His head tilted to the side and his gaze narrowed. ‘Didn’t you like it?’
Her brain sprang back into life. ‘I did. I-it was good. It was g-great,’ she stammered.
‘Great?’ The look on his face was anything but. She’d said the wrong thing. Of course she had. He was an artist—a performer. He revelled in his job and he wanted everyone to love it as much as he did.
There was a noise behind him as the door slammed open and a huge blast of icy wind swept around them.
‘Ready, folks?’ Dave shouted.
The disappointment in Mitch’s eyes shone brighter than any spotlight. ‘Yeah, we’re ready,’ he said, as he stalked back to the stage and picked up his leather jacket. ‘Let’s go.’
This time he walked straight past her towards the open door.
Her heart lurched in her chest. It was spectacular. I loved it echoed around her head.

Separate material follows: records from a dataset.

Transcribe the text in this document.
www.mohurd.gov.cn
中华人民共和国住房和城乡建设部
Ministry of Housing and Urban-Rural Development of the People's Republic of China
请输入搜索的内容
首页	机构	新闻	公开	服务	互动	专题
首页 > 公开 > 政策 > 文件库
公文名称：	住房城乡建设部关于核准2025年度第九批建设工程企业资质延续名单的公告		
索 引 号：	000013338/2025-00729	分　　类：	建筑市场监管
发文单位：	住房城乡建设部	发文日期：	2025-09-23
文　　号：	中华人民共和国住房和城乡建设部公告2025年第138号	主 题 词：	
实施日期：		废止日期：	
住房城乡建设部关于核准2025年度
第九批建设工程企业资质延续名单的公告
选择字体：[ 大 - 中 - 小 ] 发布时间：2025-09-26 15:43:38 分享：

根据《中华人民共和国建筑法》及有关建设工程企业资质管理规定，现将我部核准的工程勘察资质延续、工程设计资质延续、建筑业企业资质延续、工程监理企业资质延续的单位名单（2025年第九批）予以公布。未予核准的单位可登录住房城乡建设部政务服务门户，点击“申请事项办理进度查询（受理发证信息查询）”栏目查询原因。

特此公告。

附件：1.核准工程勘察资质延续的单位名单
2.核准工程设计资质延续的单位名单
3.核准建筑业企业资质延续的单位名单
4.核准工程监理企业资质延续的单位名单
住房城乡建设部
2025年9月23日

The words she’d been afraid to say out loud. Afraid she would reveal exactly how she felt around him. This was so much harder than she’d anticipated. So much harder than she’d expected. Being a fan and admiring someone from afar was so different from admitting to yourself that you felt so much more. And it was so much harder when you knew there was no point.
She sighed and turned around. Next year she’d think twice. If she couldn’t work with Daniel’s family—the little boy with CF—then she’d have to reassess her finances. Maybe it was time to change jobs again? She had to think of a way to stop being so financially dependent on this extra work.
Not when this was the price.
* * *
Mitchell felt as if a black fog was hanging around his head. Was his ego really that big? Just because Samantha hadn’t fawned over his performance?